If the schemas change, you can regenerate the data models:

```bash
python scripts/generate_models.py
```

## License

This project is licensed under the MIT License.

---
*Note: This project is currently in active development.*

## Recent Features

The following high-value features were recently added to `pyonix-core`. Each one is implemented to integrate cleanly with the existing facade and parsing architecture.

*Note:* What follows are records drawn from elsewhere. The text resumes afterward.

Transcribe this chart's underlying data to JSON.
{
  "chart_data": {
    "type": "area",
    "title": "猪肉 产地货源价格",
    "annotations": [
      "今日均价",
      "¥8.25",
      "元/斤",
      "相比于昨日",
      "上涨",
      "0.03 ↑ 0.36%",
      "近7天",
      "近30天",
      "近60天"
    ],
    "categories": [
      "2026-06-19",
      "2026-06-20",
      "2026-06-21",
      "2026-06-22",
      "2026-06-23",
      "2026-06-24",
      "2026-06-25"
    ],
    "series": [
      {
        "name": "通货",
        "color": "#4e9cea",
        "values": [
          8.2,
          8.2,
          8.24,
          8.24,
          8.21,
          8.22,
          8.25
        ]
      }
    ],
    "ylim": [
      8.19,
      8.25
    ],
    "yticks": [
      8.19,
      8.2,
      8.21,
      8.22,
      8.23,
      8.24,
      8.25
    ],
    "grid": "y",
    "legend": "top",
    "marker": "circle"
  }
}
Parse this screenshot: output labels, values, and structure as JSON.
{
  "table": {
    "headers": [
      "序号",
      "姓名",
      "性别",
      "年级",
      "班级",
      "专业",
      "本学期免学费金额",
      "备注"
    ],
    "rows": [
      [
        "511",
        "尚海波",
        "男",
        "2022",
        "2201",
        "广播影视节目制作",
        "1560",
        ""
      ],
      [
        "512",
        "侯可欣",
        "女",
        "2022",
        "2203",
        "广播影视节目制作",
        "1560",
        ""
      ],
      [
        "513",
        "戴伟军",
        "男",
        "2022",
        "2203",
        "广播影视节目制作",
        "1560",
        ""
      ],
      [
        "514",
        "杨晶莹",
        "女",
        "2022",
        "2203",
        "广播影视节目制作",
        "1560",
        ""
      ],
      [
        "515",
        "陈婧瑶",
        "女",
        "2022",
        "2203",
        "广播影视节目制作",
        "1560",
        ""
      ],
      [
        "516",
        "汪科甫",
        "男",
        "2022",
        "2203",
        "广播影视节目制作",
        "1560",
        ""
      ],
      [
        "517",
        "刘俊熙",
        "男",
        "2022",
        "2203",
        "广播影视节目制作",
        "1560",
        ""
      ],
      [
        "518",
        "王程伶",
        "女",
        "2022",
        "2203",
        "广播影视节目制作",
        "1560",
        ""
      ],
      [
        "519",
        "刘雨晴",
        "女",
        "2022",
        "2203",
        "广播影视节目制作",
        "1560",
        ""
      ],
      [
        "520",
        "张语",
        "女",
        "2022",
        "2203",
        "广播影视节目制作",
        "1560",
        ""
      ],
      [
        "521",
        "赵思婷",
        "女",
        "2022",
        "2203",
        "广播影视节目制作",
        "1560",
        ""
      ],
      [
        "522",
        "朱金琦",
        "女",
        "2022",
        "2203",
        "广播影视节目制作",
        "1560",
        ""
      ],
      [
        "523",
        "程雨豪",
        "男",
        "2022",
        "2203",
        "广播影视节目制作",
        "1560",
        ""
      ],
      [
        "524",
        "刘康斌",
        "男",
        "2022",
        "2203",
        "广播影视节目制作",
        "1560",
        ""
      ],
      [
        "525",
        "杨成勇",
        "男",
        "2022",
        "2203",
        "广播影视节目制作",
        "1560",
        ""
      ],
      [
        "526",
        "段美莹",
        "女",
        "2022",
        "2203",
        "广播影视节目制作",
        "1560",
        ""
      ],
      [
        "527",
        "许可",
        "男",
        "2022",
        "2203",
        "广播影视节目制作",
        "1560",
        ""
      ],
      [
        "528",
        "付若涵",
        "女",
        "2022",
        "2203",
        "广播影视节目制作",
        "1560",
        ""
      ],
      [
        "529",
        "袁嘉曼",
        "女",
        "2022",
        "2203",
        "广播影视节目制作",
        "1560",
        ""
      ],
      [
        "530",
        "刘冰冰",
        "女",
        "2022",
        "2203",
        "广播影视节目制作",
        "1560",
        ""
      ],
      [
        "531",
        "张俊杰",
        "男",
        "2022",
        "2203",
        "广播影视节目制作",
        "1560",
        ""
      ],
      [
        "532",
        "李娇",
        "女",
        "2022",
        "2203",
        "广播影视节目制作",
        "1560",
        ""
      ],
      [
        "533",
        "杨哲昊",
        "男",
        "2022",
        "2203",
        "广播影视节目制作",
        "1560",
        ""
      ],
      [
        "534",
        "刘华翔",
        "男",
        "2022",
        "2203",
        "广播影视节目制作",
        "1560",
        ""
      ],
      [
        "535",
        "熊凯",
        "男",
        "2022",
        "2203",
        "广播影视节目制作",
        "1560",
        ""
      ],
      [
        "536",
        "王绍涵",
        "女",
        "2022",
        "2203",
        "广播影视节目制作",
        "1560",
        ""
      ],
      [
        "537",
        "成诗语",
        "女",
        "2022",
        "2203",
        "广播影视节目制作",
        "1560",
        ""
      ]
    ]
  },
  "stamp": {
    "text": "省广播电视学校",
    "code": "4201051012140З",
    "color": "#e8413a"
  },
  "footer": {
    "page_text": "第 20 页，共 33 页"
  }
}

1) Short Tag to Reference Tag Normalizer
- Module: `pyonix_core.parsing.normalization`
- Description: Uses an XSLT transform (bundleable EDItEUR XSLT) to convert ONIX Short Tags into Reference Tags before parsing. This lets the parser and generated dataclasses work consistently regardless of input tag style. For very large files, a streaming/SAX-based fallback is planned.
- Quick usage:

```python
from pyonix_core.parsing.normalization import TagNormalizer
from pyonix_core.parsing.parser import parse_onix_stream

norm = TagNormalizer()
with open('short_tag_onix.xml', 'rb') as fh:
    normalized_stream = norm.normalize_stream(fh)
    for product in parse_onix_stream(normalized_stream):
        ...
```

2) Data Flattener (Pandas/CSV ready)
- Module: `pyonix_core.utils.flatten`
- Description: `ProductFlattener` converts a `ProductFacade` into a flat dictionary using a configurable `SerializationProfile`. Useful for creating CSV rows or constructing Pandas DataFrames without manually traversing the ONIX model.
- Quick usage:

```python
from pyonix_core.utils.flatten import ProductFlattener
from pyonix_core.facade.product import ProductFacade

f = ProductFlattener()
row = f.flatten(ProductFacade(product_model))
```

3) HTML Sanitizer & Extractor
- Module: `pyonix_core.utils.text`
- Description: Safe extraction and sanitization of HTML-like content found in ONIX `TextContent` composites. Uses `bleach` to sanitize and `html2text` to produce Markdown. These are optional dependencies under the `text` extra in `pyproject.toml`.
- Quick usage:

```python
from pyonix_core.utils.text import clean_html, to_markdown

safe_html = clean_html(raw_html)
md = to_markdown(raw_html)
```

4) ISBN Tools (10/13 converter)
- Module: `pyonix_core.utils.identifiers`
- Description: Pure-Python `ISBN` utility for cleaning, validating, and converting ISBN-10 to ISBN-13. `ProductFacade.isbn13` now prefers an explicit ISBN-13 but will auto-convert valid ISBN-10 values when necessary.
- Quick usage:

```python
from pyonix_core.utils.identifiers import ISBN

ISBN.clean('0-306-40615-2')
ISBN.validate('9780306406157')
ISBN.to_13('0-306-40615-2')
```

5) Media Asset Helper
- Module: `pyonix_core.facade.assets`
- Description: `AssetHelper` simplifies locating front cover images and other collateral assets within the `CollateralDetail` composite and exposes a `helper` property on `ProductFacade`.
- Quick usage:

```python
from pyonix_core.facade.product import ProductFacade

facade = ProductFacade(product_model)
cover_url = facade.helper.get_cover_image()
```

All of these features are exercised in the test-suite (excluding extremely large-file performance tests). Optional dependencies are declared under `[project.optional-dependencies]` in `pyproject.toml` (see the `text` extra for HTML utilities).